Inconvenience i.e. it is painful or discomforting.

Lack of confidence about the efficacy of vaccines.

In COVID-19 pandemic, vaccine hesitancy is one of the major challenges which governments across the world need to address in order to achieve herd immunity. For instance, tribals in Odisha’s Rayagada district fled the village after locking up their houses to avoid taking the COVID-19 vaccine. Tribals belonging to the Kondh community were misled by some Whatsapp videos which predicted death within 2 years of vaccination. 

Such levels of vaccine hesitancy have dogged the vaccination program, right from the beginning. Reports of adverse effects like blood clotting from some countries like Denmark which took out Astrazeneca vaccines from its vaccination drive, has also slowed down the pace of vaccination in the initial period. Further, rumors and hearsay about adverse effects such as inducing sterility led to poor turnout.

How to overcome this challenge?

First step would be by putting the right data in public eg. how many people develop such adverse effects post vaccination whether these effects are related to jab or not. Sometimes the media also sensationalize any death or severe adverse effects post vaccination without letting health authorities establish the cause for the same.

For rural folk who are more driven by rumour. They need clear, constant and cultural specific social messaging on the benefits and necessity of being vaccinated. For this, local language should be used to deliver the message.

There are 2 such examples employed by authorities to dispel fear about vaccine hesitancy.

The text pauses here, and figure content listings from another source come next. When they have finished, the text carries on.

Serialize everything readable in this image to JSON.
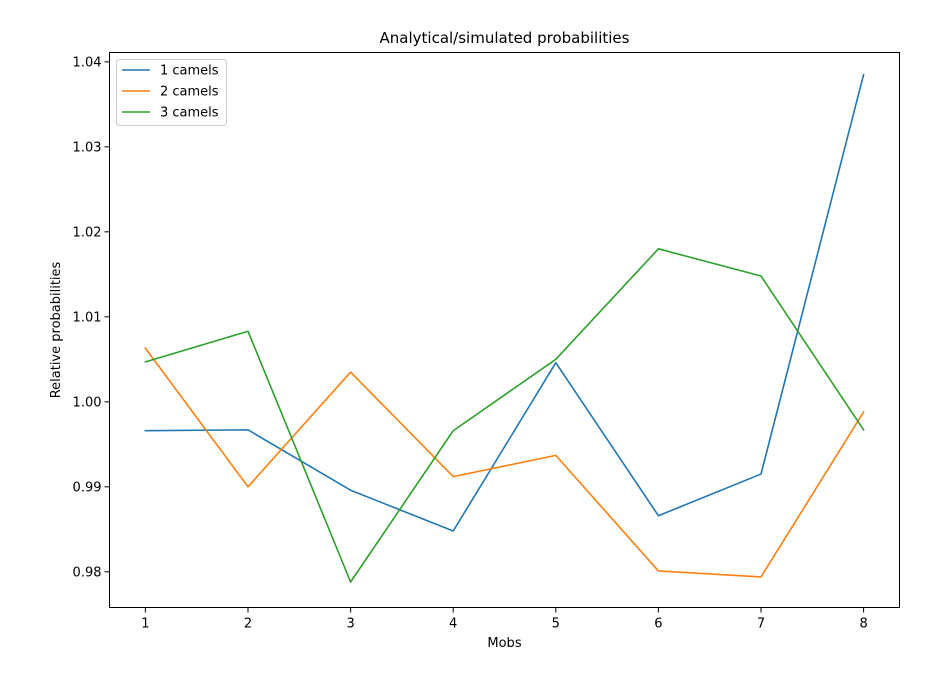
{
  "chart_data": {
    "type": "line",
    "title": "Analytical/simulated probabilities",
    "xlabel": "Mobs",
    "ylabel": "Relative probabilities",
    "x": [
      1,
      2,
      3,
      4,
      5,
      6,
      7,
      8
    ],
    "xticks": [
      1,
      2,
      3,
      4,
      5,
      6,
      7,
      8
    ],
    "xlim": [
      0.65,
      8.35
    ],
    "yticks": [
      0.98,
      0.99,
      1.0,
      1.01,
      1.02,
      1.03,
      1.04
    ],
    "ytick_labels": [
      "0.98",
      "0.99",
      "1.00",
      "1.01",
      "1.02",
      "1.03",
      "1.04"
    ],
    "ylim": [
      0.9758,
      1.0411
    ],
    "grid": false,
    "legend_position": "upper-left",
    "series": [
      {
        "name": "1 camels",
        "color": "#1f77b4",
        "values": [
          0.9966,
          0.9967,
          0.9896,
          0.9848,
          1.0046,
          0.9866,
          0.9915,
          1.0385
        ]
      },
      {
        "name": "2 camels",
        "color": "#ff7f0e",
        "values": [
          1.0063,
          0.99,
          1.0035,
          0.9912,
          0.9937,
          0.9801,
          0.9794,
          0.9988
        ]
      },
      {
        "name": "3 camels",
        "color": "#2ca02c",
        "values": [
          1.0047,
          1.0083,
          0.9788,
          0.9966,
          1.005,
          1.018,
          1.0148,
          0.9967
        ]
      }
    ]
  }
}
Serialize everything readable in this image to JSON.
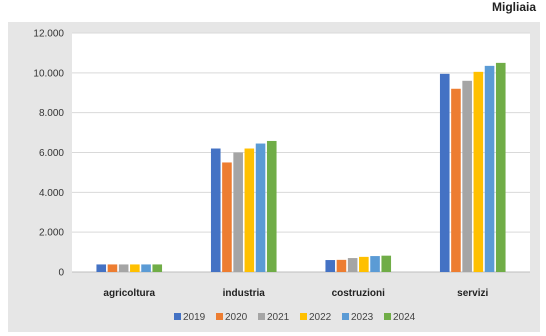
{
  "header": {
    "label": "Migliaia"
  },
  "chart_data": {
    "type": "bar",
    "categories": [
      "agricoltura",
      "industria",
      "costruzioni",
      "servizi"
    ],
    "series": [
      {
        "name": "2019",
        "color": "#4472c4",
        "values": [
          380,
          6200,
          600,
          9950
        ]
      },
      {
        "name": "2020",
        "color": "#ed7d31",
        "values": [
          380,
          5500,
          610,
          9200
        ]
      },
      {
        "name": "2021",
        "color": "#a5a5a5",
        "values": [
          380,
          6000,
          700,
          9600
        ]
      },
      {
        "name": "2022",
        "color": "#ffc000",
        "values": [
          380,
          6200,
          760,
          10050
        ]
      },
      {
        "name": "2023",
        "color": "#5b9bd5",
        "values": [
          380,
          6450,
          800,
          10350
        ]
      },
      {
        "name": "2024",
        "color": "#70ad47",
        "values": [
          380,
          6580,
          820,
          10500
        ]
      }
    ],
    "y_ticks": [
      "0",
      "2.000",
      "4.000",
      "6.000",
      "8.000",
      "10.000",
      "12.000"
    ],
    "ylim": [
      0,
      12000
    ],
    "grid": true,
    "legend_position": "bottom"
  }
}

In Indore, crisis management committees have been set up at the district, block, panchayat and ward levels with public representatives to engage with people. In Biladi village in the district of Nandurbar in Maharashtra, Sachin Patki, principal of the zilla Parishad primary school has begun a crusade against misinformation. Every morning he dons a different costume- as a policeman, a doctor or even a religious deity- to educate village residents about covid appropriate behaviour and importance of inoculation.